Heineken Net Profits Up 20% in H1
Van Boxmeer: “The integration of Scottish & Newcastle and our other newly acquired businesses is now completed. There are clear signs that our specific plans to improve profitability in each of these businesses and to strengthen our long-term market position in the UK are bearing fruit.”
26 Aug 2009 --- Heineken N.V. has announced strong organic net profit (beia) growth of 12%, despite lower volumes, driven by robust pricing and cost reductions. Net profit (beia) amounted to EUR483 million, diluted by financing costs related to acquisitions. Net profit was 20% higher at EUR489 million due to organic growth and an exceptional gain on the purchase of Globe notes and bank debt;
The company announced that its UK performance was encouraging driven by market share gains, sound pricing and cost reductions. There were EUR50 million of cost savings from Total Cost Management programme; which equates to annualised savings of EUR120 million.

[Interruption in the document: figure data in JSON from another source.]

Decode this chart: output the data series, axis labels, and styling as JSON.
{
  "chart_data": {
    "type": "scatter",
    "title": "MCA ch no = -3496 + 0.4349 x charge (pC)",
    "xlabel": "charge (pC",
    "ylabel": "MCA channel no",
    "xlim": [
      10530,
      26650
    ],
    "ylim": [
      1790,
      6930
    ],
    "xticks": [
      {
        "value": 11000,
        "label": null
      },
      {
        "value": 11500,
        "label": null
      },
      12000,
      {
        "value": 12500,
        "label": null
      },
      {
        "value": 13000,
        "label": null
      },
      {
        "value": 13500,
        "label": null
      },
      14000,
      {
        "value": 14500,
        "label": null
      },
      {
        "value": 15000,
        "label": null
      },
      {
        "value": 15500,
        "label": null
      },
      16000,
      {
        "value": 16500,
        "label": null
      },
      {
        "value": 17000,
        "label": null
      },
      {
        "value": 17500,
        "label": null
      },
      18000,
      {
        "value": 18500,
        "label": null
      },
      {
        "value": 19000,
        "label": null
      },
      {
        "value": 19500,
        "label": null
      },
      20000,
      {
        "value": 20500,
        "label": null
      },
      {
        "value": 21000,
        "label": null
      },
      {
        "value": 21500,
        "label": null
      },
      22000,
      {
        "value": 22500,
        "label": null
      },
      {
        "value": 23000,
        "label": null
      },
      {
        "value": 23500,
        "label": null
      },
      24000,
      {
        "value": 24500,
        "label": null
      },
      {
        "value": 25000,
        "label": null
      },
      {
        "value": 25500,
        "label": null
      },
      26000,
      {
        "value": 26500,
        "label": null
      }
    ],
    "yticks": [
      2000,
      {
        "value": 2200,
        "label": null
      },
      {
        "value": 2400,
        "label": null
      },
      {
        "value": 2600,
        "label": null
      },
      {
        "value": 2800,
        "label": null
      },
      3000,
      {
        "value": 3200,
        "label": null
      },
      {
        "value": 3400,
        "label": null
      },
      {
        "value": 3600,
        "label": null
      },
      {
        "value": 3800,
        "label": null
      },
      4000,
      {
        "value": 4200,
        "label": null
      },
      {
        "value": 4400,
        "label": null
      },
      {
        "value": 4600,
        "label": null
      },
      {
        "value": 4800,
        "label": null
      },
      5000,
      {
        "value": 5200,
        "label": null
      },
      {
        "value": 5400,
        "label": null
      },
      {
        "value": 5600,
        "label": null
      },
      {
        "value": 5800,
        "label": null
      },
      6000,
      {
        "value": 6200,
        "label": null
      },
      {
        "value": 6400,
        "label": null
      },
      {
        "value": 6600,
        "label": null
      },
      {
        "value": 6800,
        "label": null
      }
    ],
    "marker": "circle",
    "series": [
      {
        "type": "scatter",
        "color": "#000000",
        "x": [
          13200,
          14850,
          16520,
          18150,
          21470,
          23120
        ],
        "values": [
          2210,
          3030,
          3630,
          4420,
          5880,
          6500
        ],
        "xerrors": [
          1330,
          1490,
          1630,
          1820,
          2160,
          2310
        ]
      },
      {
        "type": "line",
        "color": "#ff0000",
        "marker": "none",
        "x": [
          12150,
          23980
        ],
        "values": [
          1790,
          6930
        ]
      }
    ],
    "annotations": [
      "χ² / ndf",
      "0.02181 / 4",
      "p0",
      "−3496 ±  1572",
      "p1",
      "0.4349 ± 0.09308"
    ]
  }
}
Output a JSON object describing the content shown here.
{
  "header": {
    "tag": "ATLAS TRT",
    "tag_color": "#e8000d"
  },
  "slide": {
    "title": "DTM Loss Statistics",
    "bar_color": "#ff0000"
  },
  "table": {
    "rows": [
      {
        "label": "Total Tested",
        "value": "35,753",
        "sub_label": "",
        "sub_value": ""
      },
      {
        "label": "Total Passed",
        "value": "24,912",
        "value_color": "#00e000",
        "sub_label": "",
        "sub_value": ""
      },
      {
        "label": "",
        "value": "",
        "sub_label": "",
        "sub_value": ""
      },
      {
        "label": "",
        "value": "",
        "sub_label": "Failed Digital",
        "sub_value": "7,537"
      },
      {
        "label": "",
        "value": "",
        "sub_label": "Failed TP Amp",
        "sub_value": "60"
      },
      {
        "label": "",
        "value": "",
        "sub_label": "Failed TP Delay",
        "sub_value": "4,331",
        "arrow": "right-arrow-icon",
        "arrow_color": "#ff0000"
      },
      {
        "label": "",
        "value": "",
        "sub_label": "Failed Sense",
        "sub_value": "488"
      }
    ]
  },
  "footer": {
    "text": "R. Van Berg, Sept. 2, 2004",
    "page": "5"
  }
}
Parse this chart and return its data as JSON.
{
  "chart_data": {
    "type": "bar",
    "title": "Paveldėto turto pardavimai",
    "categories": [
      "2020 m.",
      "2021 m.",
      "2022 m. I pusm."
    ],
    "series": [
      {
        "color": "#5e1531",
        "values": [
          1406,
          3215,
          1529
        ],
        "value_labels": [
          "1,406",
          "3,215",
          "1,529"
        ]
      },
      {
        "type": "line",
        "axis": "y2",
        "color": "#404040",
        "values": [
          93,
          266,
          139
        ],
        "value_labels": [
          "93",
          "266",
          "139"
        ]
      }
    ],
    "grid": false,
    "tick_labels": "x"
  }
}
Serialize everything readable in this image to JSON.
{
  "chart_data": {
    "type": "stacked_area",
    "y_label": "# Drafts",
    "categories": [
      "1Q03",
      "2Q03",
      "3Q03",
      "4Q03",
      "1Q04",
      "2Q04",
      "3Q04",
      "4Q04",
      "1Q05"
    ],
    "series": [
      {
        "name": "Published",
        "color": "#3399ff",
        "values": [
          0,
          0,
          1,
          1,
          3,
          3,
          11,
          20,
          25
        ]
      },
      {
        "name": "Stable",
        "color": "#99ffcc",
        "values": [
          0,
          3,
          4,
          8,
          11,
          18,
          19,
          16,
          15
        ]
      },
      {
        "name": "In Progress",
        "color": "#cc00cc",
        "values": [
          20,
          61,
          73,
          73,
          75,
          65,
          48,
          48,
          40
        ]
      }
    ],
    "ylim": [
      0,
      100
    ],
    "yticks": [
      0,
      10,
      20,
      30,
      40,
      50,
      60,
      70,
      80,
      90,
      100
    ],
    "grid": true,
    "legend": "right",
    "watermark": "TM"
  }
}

Jean-François van Boxmeer, Chairman of the Executive Board and CEO, commented: “This has been a strong first half performance, confirming that our value strategy is delivering results. The strength of our brand portfolio has enabled us to support our margins, achieving a stable top line performance despite lower volumes.”
“Our rigorous Total Cost Management programme is delivering early results, with annualised savings of EUR120 million achieved. We see substantial opportunity to drive down our cost base in the second half of the year and beyond. Focused actions by our management teams to improve profitability, reduce capital expenditure and control working capital has improved our free operating cash flow by more than EUR500 million.”
“We continue to prioritise investments where we see opportunity to grow the value of our operations. This is demonstrated by double-digit revenue and EBIT (beia) growth in our African region and the organic profit growth in Western Europe. We have maintained the price positioning of our brands with the Heineken brand outperforming the overall portfolio.”
“The integration of Scottish & Newcastle and our other newly acquired businesses is now completed. There are clear signs that our specific plans to improve profitability in each of these businesses and to strengthen our long-term market position in the UK are bearing fruit.”
“The economic and trading conditions remain difficult, and there will be continued pressure on volumes in the second half of 2009. However, our focus on brand building, prioritised investment and rigorous cost reduction will continue to deliver value in the second half of the year.”
Heineken said it remains cautious on the development of global beer consumption and expects year-on-year volume declines in many markets in the second half of 2009 as a result of rising unemployment and lower disposable incomes. However, Heineken expects the rate of decline to ease towards the end of 2009 due to less demanding comparisons. The Africa and Middle East region is expected to continue to perform well albeit at a lower growth rate than in the first half of the year.
Heineken will continue its focus on brand building, cash flow generation, debt reduction, cost reduction, and improving the performance of newly acquired companies. The company will maintain the price position of its key brands. All main brands will be supported by the appropriate level of marketing investments. Better pricing will continue to have a positive effect, although the impact will be less than in the first half of 2009. In markets with high inflation or margin deterioration, the company will aim to maintain its pricing position in the second half of the year. For the second half, Heineken expects the negative currency impact on results, especially of the US dollar, Nigerian naira and Polish zloty, to be larger. The Total Cost Management programme will continue to deliver cost savings in the second half of the year, which will help to drive margins. As a result of the above, Heineken expects organic net profit (beia) growth for the full year of 2009 to be at least high single-digit.